- Promotional release poster
- Directed by: Sam Newfield
- Written by: Lawrence Williams Pierre Gendron Martin Mooney
- Produced by: Sigmund Neufeld
- Starring: J. Carrol Naish Ralph Morgan Tala Birell
- Cinematography: Sam Newfield
- Edited by: Robert E. Cline
- Music by: Albert Glasser
- Distributed by: Producers Releasing Corporation
- Release date: April 15, 1944;
- Running time: 62 minutes
- Country: United States
- Language: English

= The Monster Maker =

1944 film by Sam Newfield

The Monster Maker is a 1944 science-fiction horror film starring J. Carrol Naish and Ralph Morgan. Albert Glasser supplied the film score, his first, an assignment for which he was paid US$250.

==Plot==
Dr. Markoff (J. Carrol Naish) has concocted a formula that spreads acromegaly, a hideous disease that extends bones and distorts facial features. Markoff has no moral dilemma in experimenting on unsuspecting human subjects. His amoral behavior assumes monstrous dimensions when famed concert pianist Lawrence (Ralph Morgan) is injected with the doctor's disease-inducing serum. In return for an antidote, Markoff intends to exact more than his pound of flesh by extorting a fortune from Lawrence and demanding the hand of the musician's pretty daughter Patricia (Wanda McKay).

==Cast==

- J. Carrol Naish as Dr. Igor Markoff
- Ralph Morgan as Anthony Lawrence
- Tala Birell as Maxine
- Wanda McKay as Patricia Lawrence
- Terry Frost as Bob Blake
- Glenn Strange as Giant / Steve
- Alexander Pollard as Butler / Stack
- Sam Flint as Dr.

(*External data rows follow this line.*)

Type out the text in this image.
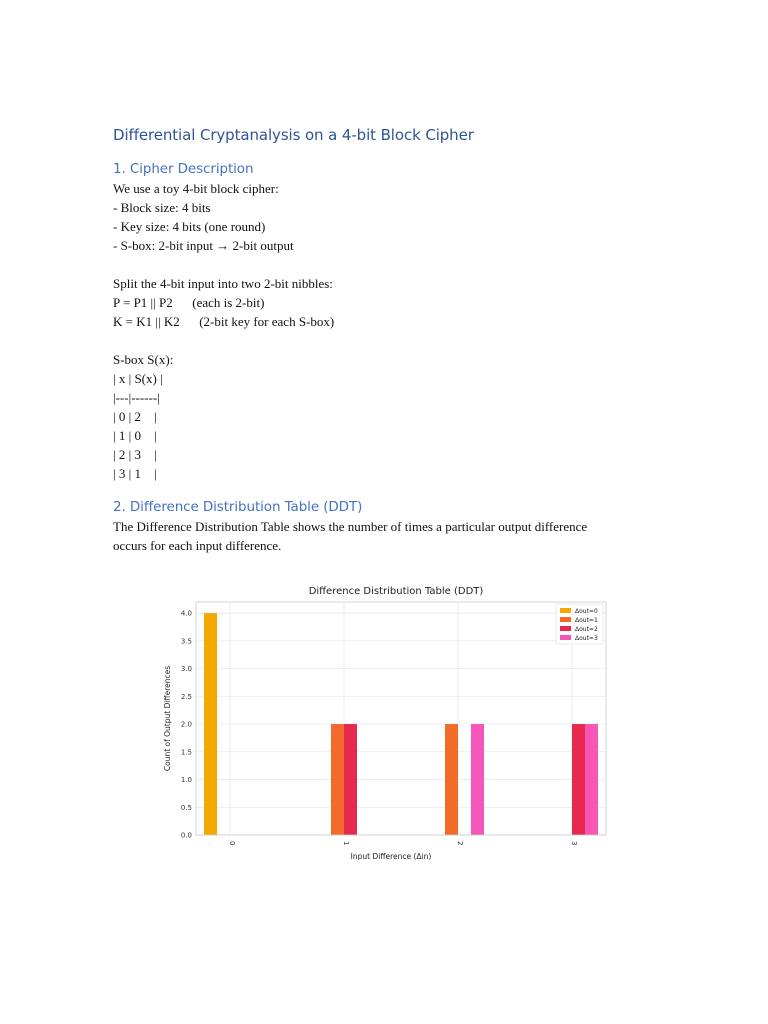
Differential Cryptanalysis on a 4-bit Block Cipher
1. Cipher Description

We use a toy 4-bit block cipher:

- Block size: 4 bits

- Key size: 4 bits (one round)

- S-box: 2-bit input → 2-bit output

Split the 4-bit input into two 2-bit nibbles:

P = P1 || P2      (each is 2-bit)

K = K1 || K2      (2-bit key for each S-box)

S-box S(x):

| x | S(x) |

|---|------|

| 0 | 2    |

| 1 | 0    |

| 2 | 3    |

| 3 | 1    |

2. Difference Distribution Table (DDT)

The Difference Distribution Table shows the number of times a particular output difference

occurs for each input difference.

Difference Distribution Table (DDT)
0.0
0.5
1.0
1.5
2.0
2.5
3.0
3.5
4.0
0	1	2	3
Δout=0
Δout=1
Δout=2
Δout=3
Count of Output Differences
Input Difference (Δin)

Adams
- Ace the Wonder Dog as Ace

==Production and reception==
PRC hadn't released a horror picture in nearly 17 months, having spent most of 1943 substantially expanding their capabilities by purchasing the bankrupt Chadwick Studio (a poverty row operation that specialized in renting stages and production equipment to low-budget producers along Gower) for $305,000. While critics, what few that would review a PRC release, complained about the film's lack of action, production values were noted to be somewhat higher than earlier releases. The working title of this film was The Devil's Apprentice.

The film holds an extremely low 3% on Rotten Tomatoes and a 4.7/10 on the Internet Movie Database.